Cool Riders (Japanese: クールライダーズ) is a 1995 racing arcade game by Sega. It is the spiritual sequel to OutRunners and has a similar premise to it, though rather than driving cars, the player rides bikes. It also uses digitized graphics similar to Mortal Kombat. The Steppenwolf song "Born to Be Wild" is featured as the game's opening theme, as well as one of selectable in-race music.

Cool Riders was emulated by the MAME emulator in 2004, but it wasn't working until 2013. This is because it was the only arcade game on the Sega H1 Board hardware, which used a unique graphics compression scheme.

==Gameplay==
The object of Cool Riders is to finish each stage ahead of a computer-controlled rival by the end of a stage's checkpoint and within the allotted time. Whoever finishes first gets to select the next stage. For every rival defeated up to stage four, the player receives a promotion, indicated on the lower left-hand corner of the screen. There are three routes to choose from (westbound and eastbound routes with a middle route that takes the player through the United States.)
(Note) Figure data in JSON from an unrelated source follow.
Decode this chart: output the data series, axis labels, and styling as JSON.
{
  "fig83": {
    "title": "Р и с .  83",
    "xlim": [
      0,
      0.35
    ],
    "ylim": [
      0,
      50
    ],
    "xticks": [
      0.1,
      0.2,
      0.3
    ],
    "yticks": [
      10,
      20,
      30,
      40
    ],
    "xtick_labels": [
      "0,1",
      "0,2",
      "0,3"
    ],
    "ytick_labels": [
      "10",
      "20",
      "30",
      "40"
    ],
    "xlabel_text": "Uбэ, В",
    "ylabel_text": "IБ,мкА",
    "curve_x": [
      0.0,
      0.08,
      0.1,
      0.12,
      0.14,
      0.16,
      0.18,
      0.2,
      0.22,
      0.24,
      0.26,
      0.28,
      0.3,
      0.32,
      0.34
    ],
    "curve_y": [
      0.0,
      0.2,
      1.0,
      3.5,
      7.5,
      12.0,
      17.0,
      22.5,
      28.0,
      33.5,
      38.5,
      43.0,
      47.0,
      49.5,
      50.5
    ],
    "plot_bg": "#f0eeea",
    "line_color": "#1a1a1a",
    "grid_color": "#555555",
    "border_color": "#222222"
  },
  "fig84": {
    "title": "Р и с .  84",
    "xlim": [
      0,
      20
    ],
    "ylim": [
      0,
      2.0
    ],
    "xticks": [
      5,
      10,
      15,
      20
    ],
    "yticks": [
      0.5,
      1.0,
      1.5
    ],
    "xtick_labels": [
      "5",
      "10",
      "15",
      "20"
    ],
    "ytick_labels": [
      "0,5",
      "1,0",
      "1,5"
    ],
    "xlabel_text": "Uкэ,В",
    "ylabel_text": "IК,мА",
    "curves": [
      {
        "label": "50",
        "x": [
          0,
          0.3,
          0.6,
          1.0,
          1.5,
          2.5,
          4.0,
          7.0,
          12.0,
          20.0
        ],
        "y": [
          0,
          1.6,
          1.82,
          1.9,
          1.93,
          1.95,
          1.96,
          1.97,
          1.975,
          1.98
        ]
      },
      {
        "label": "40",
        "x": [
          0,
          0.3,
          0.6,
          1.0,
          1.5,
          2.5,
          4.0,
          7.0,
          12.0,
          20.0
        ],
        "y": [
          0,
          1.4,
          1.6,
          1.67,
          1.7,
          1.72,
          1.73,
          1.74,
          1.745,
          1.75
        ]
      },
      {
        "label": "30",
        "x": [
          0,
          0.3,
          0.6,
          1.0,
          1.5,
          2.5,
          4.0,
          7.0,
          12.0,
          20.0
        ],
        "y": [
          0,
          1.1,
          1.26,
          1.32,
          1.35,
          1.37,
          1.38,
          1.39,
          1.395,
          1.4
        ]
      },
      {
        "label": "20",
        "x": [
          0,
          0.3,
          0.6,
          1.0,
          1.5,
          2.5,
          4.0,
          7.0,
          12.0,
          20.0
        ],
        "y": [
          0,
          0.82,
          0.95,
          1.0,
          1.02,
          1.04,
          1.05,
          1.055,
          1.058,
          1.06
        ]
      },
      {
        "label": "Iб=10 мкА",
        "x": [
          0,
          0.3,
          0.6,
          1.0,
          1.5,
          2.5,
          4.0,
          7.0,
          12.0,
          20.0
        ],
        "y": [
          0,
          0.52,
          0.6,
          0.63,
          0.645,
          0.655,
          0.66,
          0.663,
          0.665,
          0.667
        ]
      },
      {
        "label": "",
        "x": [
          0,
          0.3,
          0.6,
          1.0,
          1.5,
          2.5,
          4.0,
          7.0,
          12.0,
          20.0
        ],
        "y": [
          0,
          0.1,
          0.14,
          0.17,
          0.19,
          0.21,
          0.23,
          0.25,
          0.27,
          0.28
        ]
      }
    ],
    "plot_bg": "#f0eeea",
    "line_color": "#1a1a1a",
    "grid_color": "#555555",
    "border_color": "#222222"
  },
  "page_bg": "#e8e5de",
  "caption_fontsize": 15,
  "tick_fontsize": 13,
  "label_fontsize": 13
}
There are five stages. The fifth stage is an "Extra Stage" where the object is to outrace all seven computer-controlled rival opponents on the streets of New York City to the finish line. Regardless of what happens, the player character's ending will display on a projector if the player had time left over to finish the race, followed by a map containing the route the player took to reach the Extra Stage and the finish line, followed by the word "FINISH" appearing in the center of the screen.

Sonic the Hedgehog appears in this game. When the player completes the game, his head and that of Tails are icons for the player's initials in the high score table.

The game has failure animations when the player runs out of time during a race and comes to a complete stop. The announcer says the same "game over" message as in OutRunners: "I'm sorry. You didn't make it." When this happens, mini-cutscenes depending on the character the player chose play, ranging from one character throwing a tantrum on a scooter to characters being carried or thrown off the screen, followed by a map showing the route the player took with the word "RETIRE" appearing in the center of the screen.

==Reception==
In Japan, Game Machine listed Cool Riders on their July 15, 1995 issue as being the seventh most-successful dedicated arcade game of the month. A critic for Next Generation panned the game, commenting that "Realism is ridiculously absent, a sense of speed is almost nil, and control is plain sloppy; you practically have three directions, straight, and a left and right turn at 45 degrees. With games like Cyber Cycles eating up players' quarters, Cool Riders is just not up to par." He gave it two out of five stars.